How to Stand Out on Social Media For MArketing Plan To Success
The busy holiday season can make or break many retailers’ annual revenue goals. Whether you’re a brick-and-mortar store or an e-commerce business, the upcoming weeks will be critical for driving those important year-end sales.
Although you’re probably already relying heavily on social media to spread the word about holiday promotions, focusing on visual platforms like Instagram, Pinterest and YouTube can take your marketing efforts to the next level. That’s because images are an incredibly powerful communication tool: According to an MIT study, the human brain can process and identify images seen for as little as 13 milliseconds.
“It’s anthropological,” said Apu Gupta, CEO of visual social media marketing platform Curalate. “Our ancestors communicated through pictures on cave walls, and now we’re doing the same thing [on social media]. There are so many things competing for our attention today, and you need shortcuts to process it. Images allow us to do that. They’re mental shortcuts that allow us to understand our world better and faster.”
If you want to use visual marketing to your advantage this holiday season, follow these expert social media tips. [Picturing Success: How Photo-Sharing Can Boost Social Marketing]
Use eye-catching images.
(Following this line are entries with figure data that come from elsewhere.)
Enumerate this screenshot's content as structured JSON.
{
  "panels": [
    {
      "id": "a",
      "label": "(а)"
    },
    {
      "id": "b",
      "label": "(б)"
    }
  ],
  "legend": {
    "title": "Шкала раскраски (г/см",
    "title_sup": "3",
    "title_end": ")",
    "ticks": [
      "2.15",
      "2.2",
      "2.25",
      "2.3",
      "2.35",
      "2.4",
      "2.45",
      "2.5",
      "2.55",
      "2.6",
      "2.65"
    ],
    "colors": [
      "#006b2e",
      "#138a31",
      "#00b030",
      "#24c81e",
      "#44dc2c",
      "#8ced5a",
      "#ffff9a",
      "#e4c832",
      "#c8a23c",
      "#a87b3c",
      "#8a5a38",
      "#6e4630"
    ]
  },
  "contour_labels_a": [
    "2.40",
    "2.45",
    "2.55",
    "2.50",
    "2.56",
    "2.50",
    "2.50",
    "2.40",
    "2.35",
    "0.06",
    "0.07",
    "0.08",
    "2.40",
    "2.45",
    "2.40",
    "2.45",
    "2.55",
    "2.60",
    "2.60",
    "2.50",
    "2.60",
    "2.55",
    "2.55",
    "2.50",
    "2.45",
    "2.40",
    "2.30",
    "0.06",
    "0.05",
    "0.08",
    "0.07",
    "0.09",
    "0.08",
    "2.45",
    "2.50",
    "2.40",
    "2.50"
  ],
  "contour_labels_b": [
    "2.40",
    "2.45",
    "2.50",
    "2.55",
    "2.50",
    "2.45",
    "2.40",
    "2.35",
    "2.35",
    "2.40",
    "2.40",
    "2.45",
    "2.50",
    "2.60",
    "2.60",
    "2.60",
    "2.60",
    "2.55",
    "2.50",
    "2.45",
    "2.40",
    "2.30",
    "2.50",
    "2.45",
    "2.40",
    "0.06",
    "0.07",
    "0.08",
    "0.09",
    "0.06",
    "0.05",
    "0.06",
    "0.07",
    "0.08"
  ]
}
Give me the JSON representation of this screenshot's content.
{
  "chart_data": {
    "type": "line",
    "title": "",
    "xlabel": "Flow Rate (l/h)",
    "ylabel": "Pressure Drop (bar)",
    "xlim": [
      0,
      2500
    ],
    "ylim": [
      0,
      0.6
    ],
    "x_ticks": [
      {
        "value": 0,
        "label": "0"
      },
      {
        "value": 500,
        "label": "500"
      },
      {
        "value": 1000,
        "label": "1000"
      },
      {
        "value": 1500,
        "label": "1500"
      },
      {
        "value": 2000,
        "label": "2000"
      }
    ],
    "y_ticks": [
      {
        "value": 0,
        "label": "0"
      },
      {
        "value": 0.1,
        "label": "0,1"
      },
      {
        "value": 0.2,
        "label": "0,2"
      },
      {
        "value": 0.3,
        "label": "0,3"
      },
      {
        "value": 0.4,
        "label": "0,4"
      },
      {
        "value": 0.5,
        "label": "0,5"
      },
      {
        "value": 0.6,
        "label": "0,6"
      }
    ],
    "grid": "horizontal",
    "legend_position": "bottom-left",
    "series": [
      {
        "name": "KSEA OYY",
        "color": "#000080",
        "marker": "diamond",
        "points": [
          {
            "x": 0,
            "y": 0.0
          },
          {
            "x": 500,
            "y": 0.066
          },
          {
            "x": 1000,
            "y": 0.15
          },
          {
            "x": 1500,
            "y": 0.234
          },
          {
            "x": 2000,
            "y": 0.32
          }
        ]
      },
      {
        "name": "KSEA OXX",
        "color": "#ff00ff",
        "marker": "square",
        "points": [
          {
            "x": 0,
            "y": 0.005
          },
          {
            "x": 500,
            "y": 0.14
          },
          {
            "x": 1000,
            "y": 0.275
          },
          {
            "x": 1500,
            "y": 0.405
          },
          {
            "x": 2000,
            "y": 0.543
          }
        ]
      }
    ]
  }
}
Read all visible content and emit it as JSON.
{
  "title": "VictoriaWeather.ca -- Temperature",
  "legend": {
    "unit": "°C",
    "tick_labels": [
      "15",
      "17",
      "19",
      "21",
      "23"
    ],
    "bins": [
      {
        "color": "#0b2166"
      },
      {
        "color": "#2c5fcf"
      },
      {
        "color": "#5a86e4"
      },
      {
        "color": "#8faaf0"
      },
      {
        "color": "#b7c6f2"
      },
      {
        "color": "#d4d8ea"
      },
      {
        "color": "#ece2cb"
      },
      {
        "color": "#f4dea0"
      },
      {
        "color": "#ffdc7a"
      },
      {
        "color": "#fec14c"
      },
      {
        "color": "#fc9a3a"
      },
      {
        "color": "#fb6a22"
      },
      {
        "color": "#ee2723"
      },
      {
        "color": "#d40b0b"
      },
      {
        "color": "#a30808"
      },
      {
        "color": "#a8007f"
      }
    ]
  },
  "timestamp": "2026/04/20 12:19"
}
Product images can be extremely valuable on social media, but if those pictures are small, uninteresting or low-quality, you’re doing more harm than good to your brand. Noelle Federico, chief financial officer of stock photo provider Dreamstime, advised using bright, vibrant images that jump out and catch consumers’ eyes.
“All of your social content has to have visual appeal and draw attention,” Federico told Business News Daily. “Pictures that aren’t done well or don’t look good [will only] deter people from shopping [your brand].”
Create video content. Video content is taking center stage in year-round marketing campaigns, and the holidays are no exception.A recent survey by premium video marketplace Tremor Video found that more than half of all consumers ages 18 to 34, and about 80 percent of consumers over age 35, describe product videos as very or extremely motivating when deciding what to purchase. According to the survey, consumers seek out videos of consumers opening, examining and using a product, as well as product comparisons.
“Leverage unboxing videos as part of your holiday marketing strategy,” said Ariane Gut, vice president and head of insights and analytics at Tremor Video. “To make them look authentic, enroll the help of actual customers or social media influencers instead of trying to recreate one yourself.”
Because consumers are increasingly using mobile devices to consume video content, Gut also advised optimizing your video for smaller screens. You can do this by leveraging short-form content, creating shorter ads that mimic content, and including close-up, clutter-free shots, Gut said.
Incorporate user-generated images. User-generated content from real consumers is perhaps even more powerful than brand-produced images, Gupta said. Customers love getting recognized by their favorite companies on social media, and in most cases, they’re happy to create and share content to be used by a brand.
“During the holiday season, it’s advantageous to run promotions that are all about your fans creating content,” Gupta said. “Having people take photos [of your products] around the holiday season that show how much they’re enjoying them is a great way to spread awareness.”
“By running a holiday social media campaign, you can almost guarantee an increase in sales,” added Nicole Bandklayder, co-founder and chief marketing officer of jewelry retailer Bijouxx Jewels. “[For example, host] a contest to win something, and [to enter], you have to post a photo with the campaign hashtag.”
If you do decide to run a contest, Bandklayder said, make sure to publicize it well across all social platforms, to ensure your followers know about it.
Pay attention to your analytics. As with any marketing effort, keeping a close eye on your metrics — to discover what works and what doesn’t — is the key to creating holiday social media campaigns that stick. This is especially true on Pinterest, where most pinned photos are taken and shared from brand websites, Gupta said. If your followers are sharing photos of specific products, you can use those insights to plan your next move.
“You can learn a lot just by observing which photos [customers] take from your brand and share,” Gupta said. “[If you see] what’s trending for you are holiday photos or photos of sweaters, [you can] use that to inform your advertising this holiday season and make better decisions.”